L’amphithéâtre de Bercy était plein à l’ouverture et les organisateurs annonçaient le chiffre record de 1100 inscrits, à peu près équitablement répartis entre les entreprises françaises et les participants venus des pays du CCG. Près de 1500 rendez-vous BtoB étaient programmés sur les deux jours du forum.
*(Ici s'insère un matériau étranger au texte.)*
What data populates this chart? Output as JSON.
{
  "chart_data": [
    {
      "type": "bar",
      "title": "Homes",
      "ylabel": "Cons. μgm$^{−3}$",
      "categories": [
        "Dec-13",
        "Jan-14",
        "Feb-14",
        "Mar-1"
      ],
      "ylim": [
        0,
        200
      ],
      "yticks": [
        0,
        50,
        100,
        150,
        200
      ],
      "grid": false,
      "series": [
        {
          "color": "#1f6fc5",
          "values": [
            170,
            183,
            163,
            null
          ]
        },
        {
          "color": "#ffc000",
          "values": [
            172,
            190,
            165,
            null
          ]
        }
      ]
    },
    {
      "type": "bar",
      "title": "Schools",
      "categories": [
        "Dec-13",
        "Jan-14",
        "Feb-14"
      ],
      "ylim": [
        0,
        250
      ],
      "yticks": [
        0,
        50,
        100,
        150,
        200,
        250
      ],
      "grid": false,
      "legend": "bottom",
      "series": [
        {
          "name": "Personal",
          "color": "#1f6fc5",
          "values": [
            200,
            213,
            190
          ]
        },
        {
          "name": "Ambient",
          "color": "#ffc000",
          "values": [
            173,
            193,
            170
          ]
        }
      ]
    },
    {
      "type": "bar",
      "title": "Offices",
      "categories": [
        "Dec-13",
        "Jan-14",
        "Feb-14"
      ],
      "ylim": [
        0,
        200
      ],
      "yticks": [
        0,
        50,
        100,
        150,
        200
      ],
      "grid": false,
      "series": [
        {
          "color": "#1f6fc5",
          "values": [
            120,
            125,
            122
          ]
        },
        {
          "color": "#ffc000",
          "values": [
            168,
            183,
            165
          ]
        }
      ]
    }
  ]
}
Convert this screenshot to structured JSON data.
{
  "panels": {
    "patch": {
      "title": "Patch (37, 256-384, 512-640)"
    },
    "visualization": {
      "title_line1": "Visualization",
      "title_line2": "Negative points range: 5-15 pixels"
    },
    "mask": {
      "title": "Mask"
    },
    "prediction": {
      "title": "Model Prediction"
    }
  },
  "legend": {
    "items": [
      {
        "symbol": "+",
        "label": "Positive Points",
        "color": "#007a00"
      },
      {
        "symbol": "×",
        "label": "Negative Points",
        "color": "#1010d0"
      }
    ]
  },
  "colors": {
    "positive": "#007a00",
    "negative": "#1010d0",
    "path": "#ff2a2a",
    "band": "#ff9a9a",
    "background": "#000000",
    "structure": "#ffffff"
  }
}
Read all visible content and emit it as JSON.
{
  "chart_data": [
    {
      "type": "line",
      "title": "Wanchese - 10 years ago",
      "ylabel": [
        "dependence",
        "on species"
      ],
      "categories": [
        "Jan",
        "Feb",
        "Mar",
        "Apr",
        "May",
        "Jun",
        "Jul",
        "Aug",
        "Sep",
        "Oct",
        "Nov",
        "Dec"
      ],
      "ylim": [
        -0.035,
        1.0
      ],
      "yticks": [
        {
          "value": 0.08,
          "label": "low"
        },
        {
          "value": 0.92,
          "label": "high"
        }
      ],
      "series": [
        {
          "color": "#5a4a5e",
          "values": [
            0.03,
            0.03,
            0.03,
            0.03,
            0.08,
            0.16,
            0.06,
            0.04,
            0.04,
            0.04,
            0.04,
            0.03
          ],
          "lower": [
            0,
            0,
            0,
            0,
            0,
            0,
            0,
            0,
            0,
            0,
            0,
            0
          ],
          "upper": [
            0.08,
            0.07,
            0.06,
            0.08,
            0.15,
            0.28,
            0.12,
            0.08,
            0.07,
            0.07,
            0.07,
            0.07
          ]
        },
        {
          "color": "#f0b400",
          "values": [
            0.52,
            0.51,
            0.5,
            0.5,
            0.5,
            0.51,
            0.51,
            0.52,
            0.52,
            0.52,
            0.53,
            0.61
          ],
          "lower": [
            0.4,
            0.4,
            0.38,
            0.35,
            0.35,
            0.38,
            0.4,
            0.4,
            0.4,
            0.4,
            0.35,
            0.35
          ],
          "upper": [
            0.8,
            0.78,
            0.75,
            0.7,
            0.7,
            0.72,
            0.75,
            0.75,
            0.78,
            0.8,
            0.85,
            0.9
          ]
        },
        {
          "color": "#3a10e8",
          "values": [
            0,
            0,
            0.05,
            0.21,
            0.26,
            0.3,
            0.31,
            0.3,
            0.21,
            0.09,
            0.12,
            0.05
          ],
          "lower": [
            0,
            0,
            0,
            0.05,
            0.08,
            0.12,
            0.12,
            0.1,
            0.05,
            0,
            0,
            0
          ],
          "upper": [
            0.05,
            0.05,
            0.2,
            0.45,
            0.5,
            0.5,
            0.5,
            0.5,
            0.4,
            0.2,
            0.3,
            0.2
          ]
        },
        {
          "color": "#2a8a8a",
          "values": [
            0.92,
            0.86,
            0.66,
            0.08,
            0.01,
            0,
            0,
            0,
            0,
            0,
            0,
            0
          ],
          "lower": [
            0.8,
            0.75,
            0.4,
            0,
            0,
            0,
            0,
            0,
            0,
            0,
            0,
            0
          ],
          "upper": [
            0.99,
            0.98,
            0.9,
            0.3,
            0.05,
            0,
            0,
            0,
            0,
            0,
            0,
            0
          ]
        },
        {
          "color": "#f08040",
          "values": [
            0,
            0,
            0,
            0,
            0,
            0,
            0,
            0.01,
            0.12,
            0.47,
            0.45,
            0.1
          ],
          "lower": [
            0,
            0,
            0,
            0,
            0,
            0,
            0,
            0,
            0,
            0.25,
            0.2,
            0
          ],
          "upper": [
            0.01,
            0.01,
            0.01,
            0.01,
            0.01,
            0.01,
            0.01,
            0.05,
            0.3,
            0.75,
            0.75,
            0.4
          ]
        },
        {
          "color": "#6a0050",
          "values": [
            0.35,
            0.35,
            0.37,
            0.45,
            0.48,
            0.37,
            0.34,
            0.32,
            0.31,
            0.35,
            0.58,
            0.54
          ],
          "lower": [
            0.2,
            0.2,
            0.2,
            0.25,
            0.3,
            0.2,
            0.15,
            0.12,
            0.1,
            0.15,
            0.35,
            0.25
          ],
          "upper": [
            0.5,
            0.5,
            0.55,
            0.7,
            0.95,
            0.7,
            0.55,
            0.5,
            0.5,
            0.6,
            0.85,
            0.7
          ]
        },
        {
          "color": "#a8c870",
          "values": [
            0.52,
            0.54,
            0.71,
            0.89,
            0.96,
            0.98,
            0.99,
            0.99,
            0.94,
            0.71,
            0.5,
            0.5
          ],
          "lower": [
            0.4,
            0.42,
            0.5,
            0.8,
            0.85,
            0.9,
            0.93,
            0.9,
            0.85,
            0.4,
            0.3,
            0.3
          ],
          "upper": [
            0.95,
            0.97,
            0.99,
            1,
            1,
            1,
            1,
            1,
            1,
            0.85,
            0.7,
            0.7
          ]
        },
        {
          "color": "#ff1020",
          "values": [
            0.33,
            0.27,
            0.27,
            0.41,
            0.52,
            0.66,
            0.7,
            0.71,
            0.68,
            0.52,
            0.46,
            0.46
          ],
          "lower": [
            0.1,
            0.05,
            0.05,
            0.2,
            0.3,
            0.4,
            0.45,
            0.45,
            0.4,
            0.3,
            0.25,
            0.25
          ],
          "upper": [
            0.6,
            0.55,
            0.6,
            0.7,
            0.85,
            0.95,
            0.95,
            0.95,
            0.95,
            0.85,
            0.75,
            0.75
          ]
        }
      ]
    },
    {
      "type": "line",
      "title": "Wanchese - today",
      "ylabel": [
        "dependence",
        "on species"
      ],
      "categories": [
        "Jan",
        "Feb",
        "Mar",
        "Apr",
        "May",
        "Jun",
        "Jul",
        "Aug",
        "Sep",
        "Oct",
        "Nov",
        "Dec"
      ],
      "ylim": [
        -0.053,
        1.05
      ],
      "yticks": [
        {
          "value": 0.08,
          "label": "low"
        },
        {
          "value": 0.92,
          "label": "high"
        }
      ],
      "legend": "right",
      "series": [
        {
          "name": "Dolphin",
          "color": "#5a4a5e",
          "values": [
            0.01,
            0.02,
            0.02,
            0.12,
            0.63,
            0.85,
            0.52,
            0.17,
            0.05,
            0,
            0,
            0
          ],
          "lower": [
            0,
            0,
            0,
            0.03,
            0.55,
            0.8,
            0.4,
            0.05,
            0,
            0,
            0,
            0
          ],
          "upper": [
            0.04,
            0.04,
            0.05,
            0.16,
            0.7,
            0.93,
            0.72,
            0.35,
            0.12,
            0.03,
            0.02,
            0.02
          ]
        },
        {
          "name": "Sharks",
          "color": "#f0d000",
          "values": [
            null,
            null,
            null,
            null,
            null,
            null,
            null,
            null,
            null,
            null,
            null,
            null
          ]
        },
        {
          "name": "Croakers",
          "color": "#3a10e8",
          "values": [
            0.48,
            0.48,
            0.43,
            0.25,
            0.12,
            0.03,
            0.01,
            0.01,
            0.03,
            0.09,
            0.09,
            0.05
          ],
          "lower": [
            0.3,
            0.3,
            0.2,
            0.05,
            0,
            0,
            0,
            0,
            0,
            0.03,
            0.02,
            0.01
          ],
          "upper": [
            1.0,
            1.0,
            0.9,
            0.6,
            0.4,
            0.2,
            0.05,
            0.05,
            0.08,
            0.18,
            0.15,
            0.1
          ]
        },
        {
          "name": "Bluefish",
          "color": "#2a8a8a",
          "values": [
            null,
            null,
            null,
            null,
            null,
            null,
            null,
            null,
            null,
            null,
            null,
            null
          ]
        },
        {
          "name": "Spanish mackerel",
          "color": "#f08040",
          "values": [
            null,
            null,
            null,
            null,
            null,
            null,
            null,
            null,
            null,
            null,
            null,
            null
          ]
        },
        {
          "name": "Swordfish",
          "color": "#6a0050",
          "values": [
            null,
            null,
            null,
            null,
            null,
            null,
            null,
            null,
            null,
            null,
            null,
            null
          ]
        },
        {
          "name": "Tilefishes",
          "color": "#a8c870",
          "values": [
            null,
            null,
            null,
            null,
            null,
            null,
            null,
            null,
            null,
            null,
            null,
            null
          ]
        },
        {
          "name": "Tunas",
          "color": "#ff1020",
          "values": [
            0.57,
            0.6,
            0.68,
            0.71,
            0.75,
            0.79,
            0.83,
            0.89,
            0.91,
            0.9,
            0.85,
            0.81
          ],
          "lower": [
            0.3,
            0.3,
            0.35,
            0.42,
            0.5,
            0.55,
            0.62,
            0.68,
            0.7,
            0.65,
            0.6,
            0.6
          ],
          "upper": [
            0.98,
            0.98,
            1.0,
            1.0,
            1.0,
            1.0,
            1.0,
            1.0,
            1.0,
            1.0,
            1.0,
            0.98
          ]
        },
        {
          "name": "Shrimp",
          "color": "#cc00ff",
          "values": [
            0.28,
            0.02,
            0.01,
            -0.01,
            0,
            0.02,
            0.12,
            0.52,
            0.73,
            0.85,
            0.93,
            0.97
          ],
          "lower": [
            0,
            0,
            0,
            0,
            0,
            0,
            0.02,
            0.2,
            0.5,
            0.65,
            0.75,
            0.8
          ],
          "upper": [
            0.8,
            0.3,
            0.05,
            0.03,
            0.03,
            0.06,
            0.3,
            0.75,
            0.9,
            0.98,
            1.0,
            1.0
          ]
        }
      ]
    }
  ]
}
L’ancien ministre Jean-Yves Le Drian, envoyé spécial du président Macron dans la zone et président d’Afalula, l’agence française en charge de coordonner la partie française du grand projet saoudien d’Alula, a d’ailleurs décerné un satisfecit spécial aux organisateurs français, Business France et les services des ministères impliqués, pour avoir « maintenu ce rendez-vous, de le rendre pérenne ». Car pour l’ancien ministre des Affaires étrangères qui connaît bien cette région, le Golfe « est la région majeure en cette période ».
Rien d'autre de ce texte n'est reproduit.